Et elle le regarda, et les yeux d’Houdard voulurent lire dans les siens si ces mots ne signifiaient pas autre chose; elle soutint le regard avec calme et en souriant, et Houdard se leva dépité, presque furieux, grognant entre ses dents:

–Qu’est-ce que ça veut dire?

Mais il se rassura bien vite; après tout, que pouvait-il advenir? Cécile était une brave et honnête fille, incapable de toutes vilenies; si un jour entraînée dans un amour de petite fille, elle avait été un peu loin, non seulement sauvée de la catastrophe, elle était vivement revenue à elle, mais au contraire, il semblait que cela lui avait servi de leçon, et l’avait rendue plus douce et plus souple. La réflexion le rassurait sur Cécile; il n’en était pas de même lorsqu’il voulait s’expliquer la conduite d’Adèle Tussaud: quelle raison avait pu transformer aussi radicalement ses idées? quel mobile la faisait agir après avoir été si sévère avec lui? d’où venait cette souplesse? Il se souvenait de la scène odieuse du matin du mariage; il se rappelait la fauve farouche qu’il avait eue devant lui, l’injuriant, le menaçant et ne baissant la voix presque que sous les coups.

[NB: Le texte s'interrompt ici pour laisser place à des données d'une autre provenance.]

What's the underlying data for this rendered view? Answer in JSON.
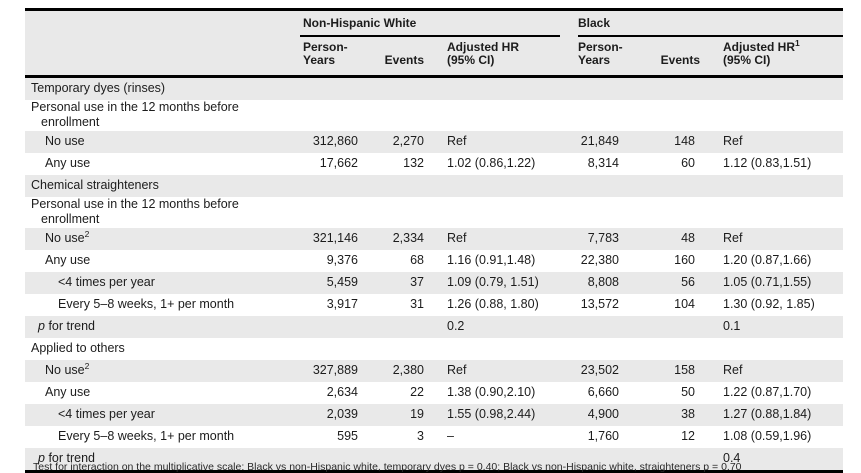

Il entendait encore ses déclarations lorsqu’elle disait préférer voir sa fille morte que la voir entre les bras d’un tel époux. A cela, il ne trouvait qu’une réponse, c’est que Cécile avait imposé sa volonté à sa mère; et cela lui plaisait à penser. Alors il se trouvait non gêné, mais tremblant de ne plus sentir la résistance accoutumée, comme le tireur à l’épée, ne sentant plus le fer de l’adversaire, craint à chaque seconde d’être touché. Il allait en aveugle, entraîné si doucement, si facilement, qu’il n’osait y croire.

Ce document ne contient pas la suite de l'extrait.